Процесс художественного творчества всегда слагается из двух моментов. Первый момент — это возникновение художественного образа как эквивалента! пережитой эмоции, второй момент это облечение этого образа в материальную форму. Поясню это несколькими примерами. Я еду сумерками по равнине полей, переливающийся звук колокольчика родит в голове моей элегическую мелодию (момент первый). Приехав домой я стараюсь восстановить мелодию в своей памяти и облекаю ее в целую сюиту (момент второй). Я смотрю на прибой волн, силящихся опрокинуть огромный, напоминающий великана утес, и в фантазии моей родится сказка о вечной борьбе духа земли и возненавидевшей его сестры, царицы моря (момент первый). Сказку я облекаю в ритмические строфы (момент второй) и т. д. Посмотрите теперь, не все ли в сущности равно, вдохновился ли я в первом случае виденною картиною снежных полей и звоном колокольчика, рассказом приятеля о его дорожных впечатлениях или рисунком Серова, который он нарисовал к стихотворению Пушкина ‘Зимняя дорога’. Не все ли равно и во втором случае, видел ли я собственными глазами прибой волн, увидал его на картине или услыхал от сына рассказ о том как он видел прибой и как яростно бросались на утес волны и как был утес похож на великана? Все это для нас до такой степени безразлично, что мы никогда даже и не интересуемся вопросом о том, как зародилось то или иное произведение в творческой фантазии автора. Если же иногда и интересуемся этим, то уж никак не для того, чтобы на основании этого определять большее или меньшее достоинство произведения.

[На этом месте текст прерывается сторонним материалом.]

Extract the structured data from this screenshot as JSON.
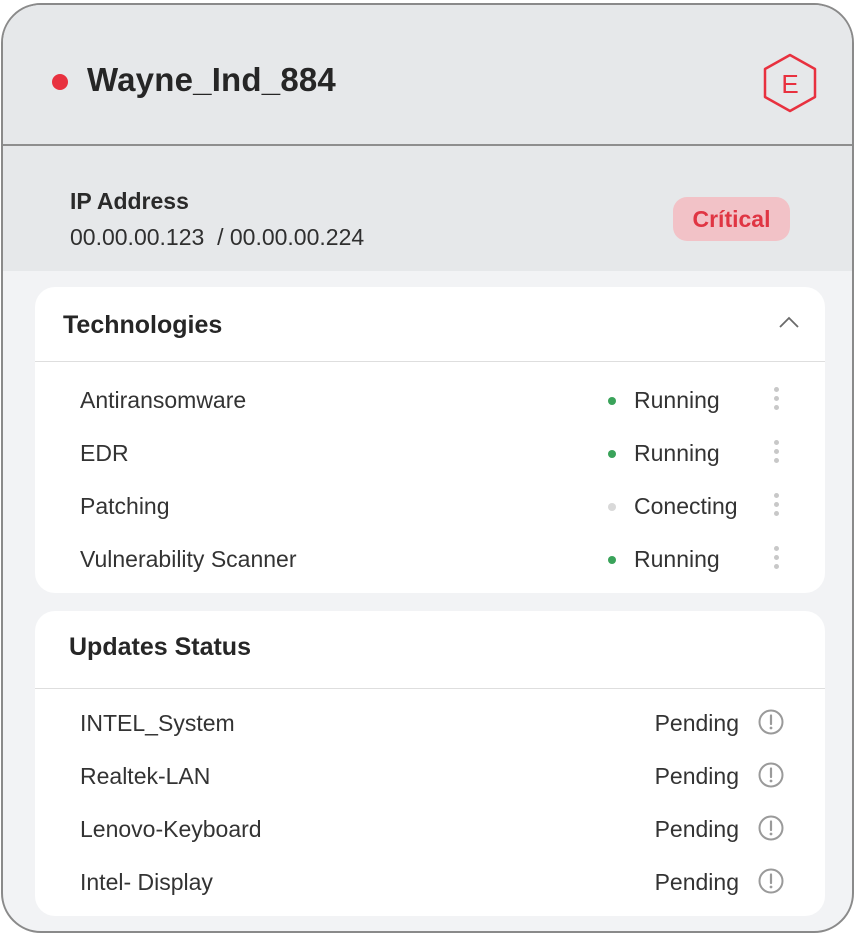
{
  "device": {
    "name": "Wayne_Ind_884",
    "status_color": "#e8313f",
    "badge_letter": "E",
    "badge_color": "#e8313f"
  },
  "ip": {
    "label": "IP Address",
    "value": "00.00.00.123  / 00.00.00.224"
  },
  "severity": {
    "label": "Crítical",
    "bg": "#f2c2c7",
    "color": "#e03543"
  },
  "technologies": {
    "title": "Technologies",
    "items": [
      {
        "name": "Antiransomware",
        "status": "Running",
        "status_color": "#3aa35a"
      },
      {
        "name": "EDR",
        "status": "Running",
        "status_color": "#3aa35a"
      },
      {
        "name": "Patching",
        "status": "Conecting",
        "status_color": "#d9d9d9"
      },
      {
        "name": "Vulnerability Scanner",
        "status": "Running",
        "status_color": "#3aa35a"
      }
    ]
  },
  "updates": {
    "title": "Updates Status",
    "items": [
      {
        "name": "INTEL_System",
        "status": "Pending"
      },
      {
        "name": "Realtek-LAN",
        "status": "Pending"
      },
      {
        "name": "Lenovo-Keyboard",
        "status": "Pending"
      },
      {
        "name": "Intel- Display",
        "status": "Pending"
      }
    ]
  }
}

Но если все это верно по отношению к первому моменту творчества, то вдвое вернее то отношение к второму и завершающему творчество моменту.
Если большой художник написал сильное и прочувствованное стихотворение на тему об утесе-великане и его сестре с чужих слов, то это стихотворение мы признаем даже за лучшее произведение, нежели другое слабое стихотворение, хотя и написанное другим плохим поэтом под впечатлением того, что он видел собственными глазами.

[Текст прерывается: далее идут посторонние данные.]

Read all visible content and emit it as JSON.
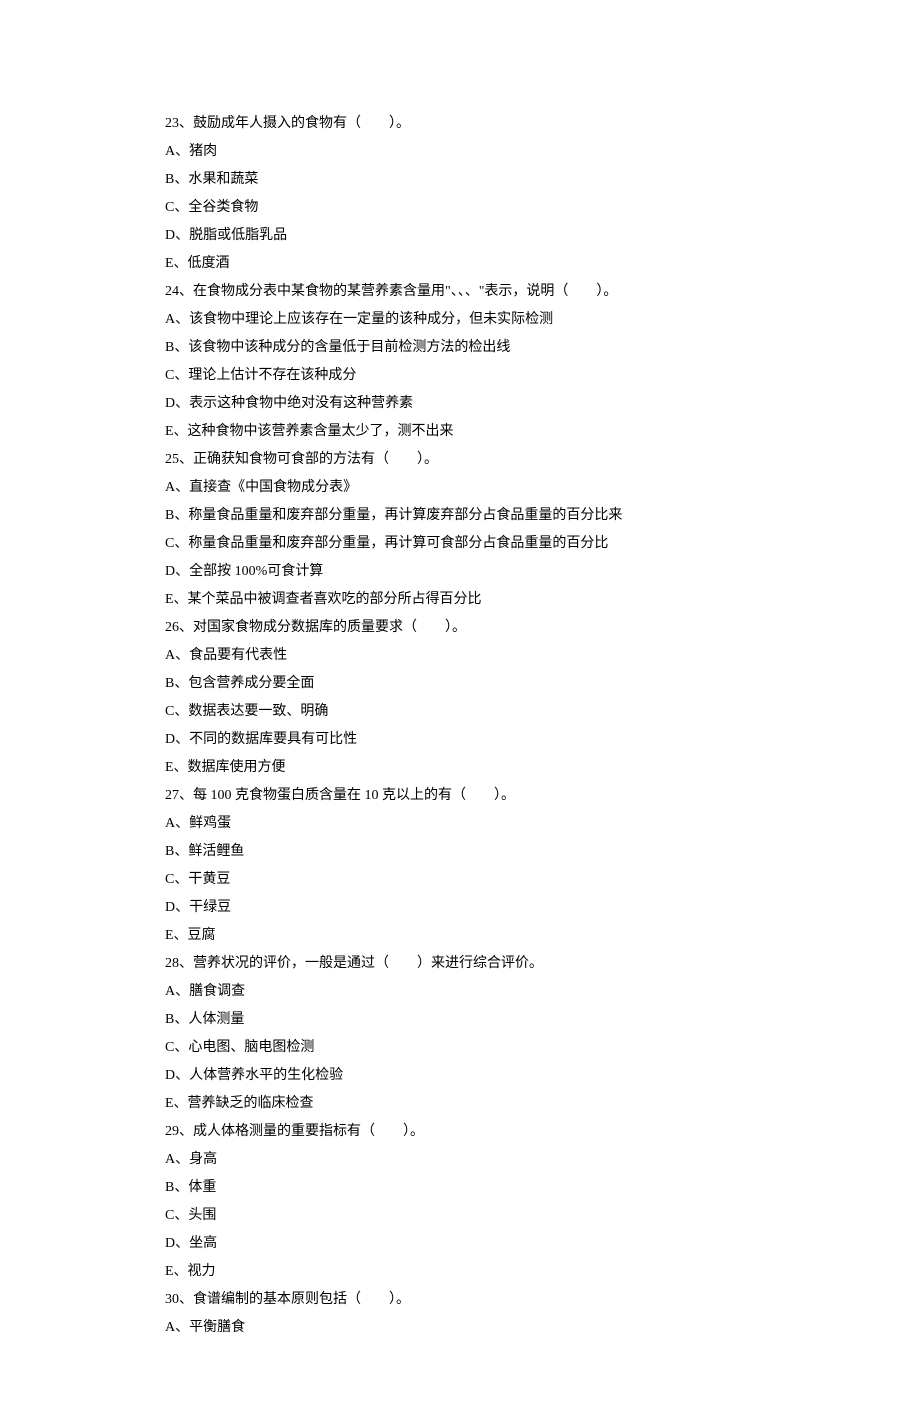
{
  "questions": [
    {
      "number": "23",
      "text": "23、鼓励成年人摄入的食物有（　　）。",
      "options": [
        "A、猪肉",
        "B、水果和蔬菜",
        "C、全谷类食物",
        "D、脱脂或低脂乳品",
        "E、低度酒"
      ]
    },
    {
      "number": "24",
      "text": "24、在食物成分表中某食物的某营养素含量用\"、、、\"表示，说明（　　）。",
      "options": [
        "A、该食物中理论上应该存在一定量的该种成分，但未实际检测",
        "B、该食物中该种成分的含量低于目前检测方法的检出线",
        "C、理论上估计不存在该种成分",
        "D、表示这种食物中绝对没有这种营养素",
        "E、这种食物中该营养素含量太少了，测不出来"
      ]
    },
    {
      "number": "25",
      "text": "25、正确获知食物可食部的方法有（　　）。",
      "options": [
        "A、直接查《中国食物成分表》",
        "B、称量食品重量和废弃部分重量，再计算废弃部分占食品重量的百分比来",
        "C、称量食品重量和废弃部分重量，再计算可食部分占食品重量的百分比",
        "D、全部按 100%可食计算",
        "E、某个菜品中被调查者喜欢吃的部分所占得百分比"
      ]
    },
    {
      "number": "26",
      "text": "26、对国家食物成分数据库的质量要求（　　）。",
      "options": [
        "A、食品要有代表性",
        "B、包含营养成分要全面",
        "C、数据表达要一致、明确",
        "D、不同的数据库要具有可比性",
        "E、数据库使用方便"
      ]
    },
    {
      "number": "27",
      "text": "27、每 100 克食物蛋白质含量在 10 克以上的有（　　）。",
      "options": [
        "A、鲜鸡蛋",
        "B、鲜活鲤鱼",
        "C、干黄豆",
        "D、干绿豆",
        "E、豆腐"
      ]
    },
    {
      "number": "28",
      "text": "28、营养状况的评价，一般是通过（　　）来进行综合评价。",
      "options": [
        "A、膳食调查",
        "B、人体测量",
        "C、心电图、脑电图检测",
        "D、人体营养水平的生化检验",
        "E、营养缺乏的临床检查"
      ]
    },
    {
      "number": "29",
      "text": "29、成人体格测量的重要指标有（　　）。",
      "options": [
        "A、身高",
        "B、体重",
        "C、头围",
        "D、坐高",
        "E、视力"
      ]
    },
    {
      "number": "30",
      "text": "30、食谱编制的基本原则包括（　　）。",
      "options": [
        "A、平衡膳食"
      ]
    }
  ]
}
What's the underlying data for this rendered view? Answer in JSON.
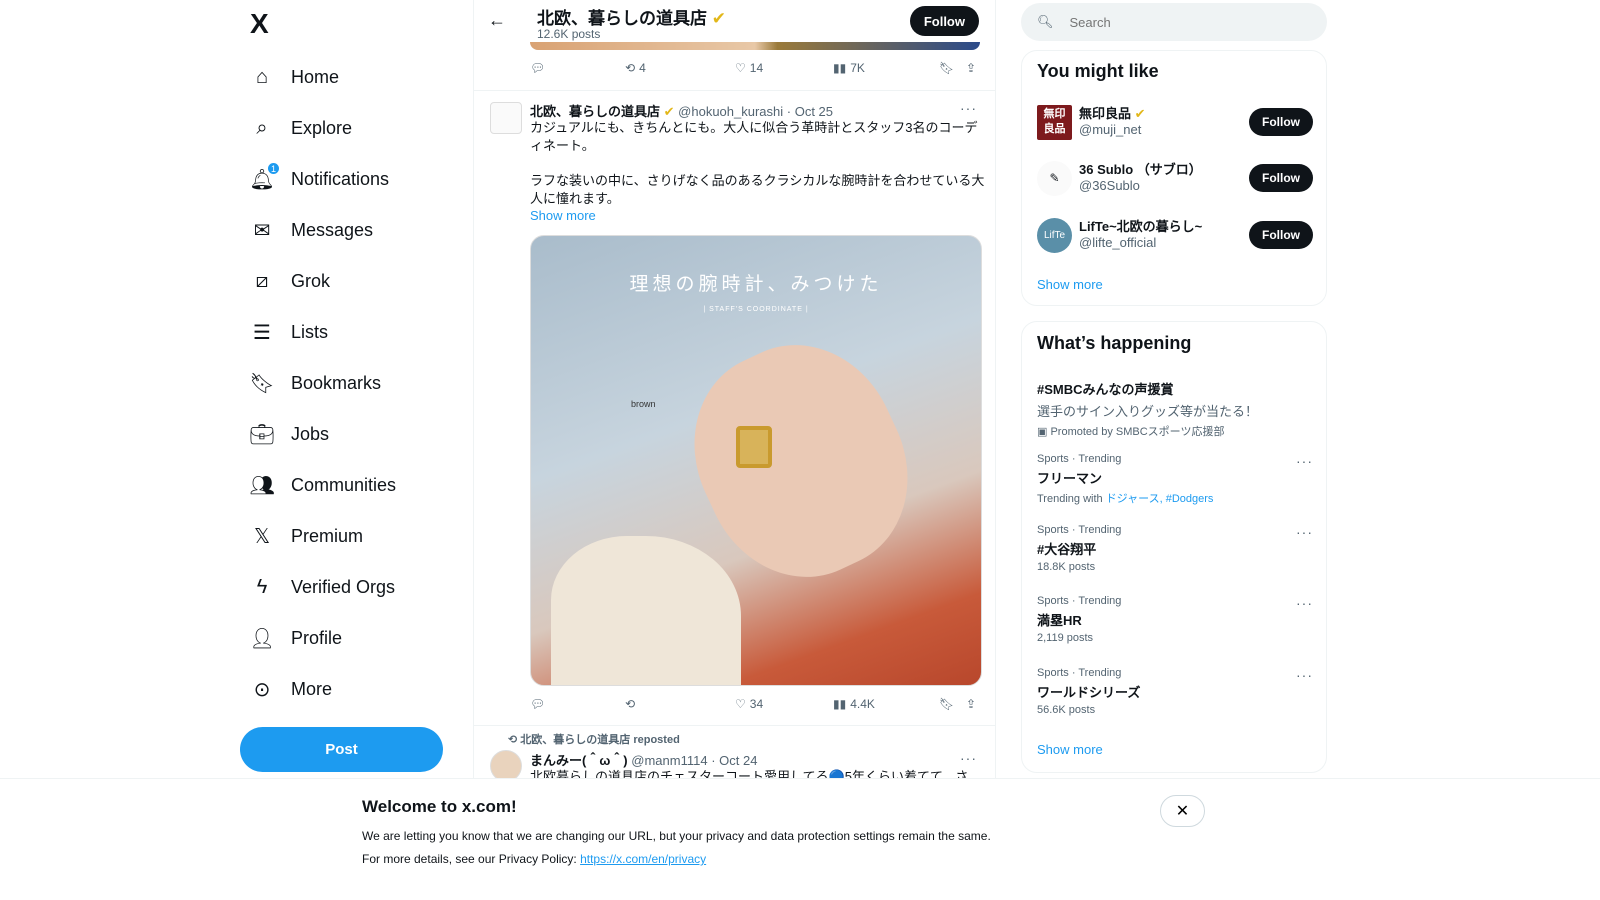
{
  "sidebar": {
    "logo": "X",
    "items": [
      {
        "label": "Home",
        "icon": "home-icon"
      },
      {
        "label": "Explore",
        "icon": "search-icon"
      },
      {
        "label": "Notifications",
        "icon": "bell-icon",
        "badge": "1"
      },
      {
        "label": "Messages",
        "icon": "envelope-icon"
      },
      {
        "label": "Grok",
        "icon": "grok-icon"
      },
      {
        "label": "Lists",
        "icon": "list-icon"
      },
      {
        "label": "Bookmarks",
        "icon": "bookmark-icon"
      },
      {
        "label": "Jobs",
        "icon": "briefcase-icon"
      },
      {
        "label": "Communities",
        "icon": "people-icon"
      },
      {
        "label": "Premium",
        "icon": "x-icon"
      },
      {
        "label": "Verified Orgs",
        "icon": "lightning-icon"
      },
      {
        "label": "Profile",
        "icon": "person-icon"
      },
      {
        "label": "More",
        "icon": "more-circle-icon"
      }
    ],
    "post_label": "Post"
  },
  "header": {
    "title": "北欧、暮らしの道具店",
    "posts": "12.6K posts",
    "follow": "Follow"
  },
  "tweet0": {
    "replies": "",
    "retweets": "4",
    "likes": "14",
    "views": "7K"
  },
  "tweet1": {
    "name": "北欧、暮らしの道具店",
    "handle": "@hokuoh_kurashi",
    "date": "· Oct 25",
    "text1": "カジュアルにも、きちんとにも。大人に似合う革時計とスタッフ3名のコーディネート。",
    "text2": "ラフな装いの中に、さりげなく品のあるクラシカルな腕時計を合わせている大人に憧れます。",
    "show_more": "Show more",
    "image_caption": "理想の腕時計、みつけた",
    "image_sub": "| STAFF'S COORDINATE |",
    "image_label": "brown",
    "retweets": "",
    "likes": "34",
    "views": "4.4K"
  },
  "tweet2": {
    "repost_by": "北欧、暮らしの道具店 reposted",
    "name": "まんみー(＾ω＾)",
    "handle": "@manm1114",
    "date": "· Oct 24",
    "text": "北欧暮らしの道具店のチェスターコート愛用してる🔵5年くらい着てて、さ"
  },
  "search": {
    "placeholder": "Search"
  },
  "you_might_like": {
    "title": "You might like",
    "users": [
      {
        "name": "無印良品",
        "handle": "@muji_net",
        "follow": "Follow",
        "verified": true,
        "avatar_text": "無印良品"
      },
      {
        "name": "36 Sublo （サブロ）",
        "handle": "@36Sublo",
        "follow": "Follow"
      },
      {
        "name": "LifTe~北欧の暮らし~",
        "handle": "@lifte_official",
        "follow": "Follow",
        "avatar_text": "LifTe"
      }
    ],
    "show_more": "Show more"
  },
  "happening": {
    "title": "What’s happening",
    "promoted": {
      "title": "#SMBCみんなの声援賞",
      "desc": "選手のサイン入りグッズ等が当たる！",
      "by": "Promoted by SMBCスポーツ応援部"
    },
    "trends": [
      {
        "context": "Sports · Trending",
        "title": "フリーマン",
        "meta": "Trending with",
        "links": "ドジャース, #Dodgers"
      },
      {
        "context": "Sports · Trending",
        "title": "#大谷翔平",
        "meta": "18.8K posts"
      },
      {
        "context": "Sports · Trending",
        "title": "満塁HR",
        "meta": "2,119 posts"
      },
      {
        "context": "Sports · Trending",
        "title": "ワールドシリーズ",
        "meta": "56.6K posts"
      }
    ],
    "show_more": "Show more"
  },
  "banner": {
    "title": "Welcome to x.com!",
    "line1": "We are letting you know that we are changing our URL, but your privacy and data protection settings remain the same.",
    "line2": "For more details, see our Privacy Policy:",
    "link": "https://x.com/en/privacy",
    "close": "✕"
  },
  "colors": {
    "accent": "#1d9bf0",
    "text": "#0f1419",
    "muted": "#536471",
    "verified": "#e2b719"
  }
}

Таким образом вопрос об источнике, из которого творчество черпает свой материал, вопрос для искусства посторонний и перенесении его из области живописи или литературы на сцену положение дела, конечно, не может измениться. Да и как могло бы это быть иначе? Представим себе, что труппа актеров решила дать импровизированное представление и дала его, сочиняя разыгранное во время самого спектакля и закончив его тем, чего никто из актеров в начале даже не мог предугадать. Несомненно, что перед нами будет пример самостоятельного творчества и если эта самостоятельность необходимый признак искусства, то будет следовательно искусство. Представим себе теперь, что импровизация понравилась публике, и она требует ее повторения на завтра. Актеры повторяют и даже вносят некоторые поправки по указанию господина из публики. Неужели искусство перестало быть таковым, только благодаря тому, что актеры сыграли сочиненное ими заранее да еще исправленное по указанию постороннего труппе лица, и неужели игра артистов еще в большей степени перестанет быть искусством, когда на третий день они разыграют уже не ими придуманную пьесу, а предложенную кем-либо со стороны и превосходящую интересом все, что могли бы придумать сами актеры?!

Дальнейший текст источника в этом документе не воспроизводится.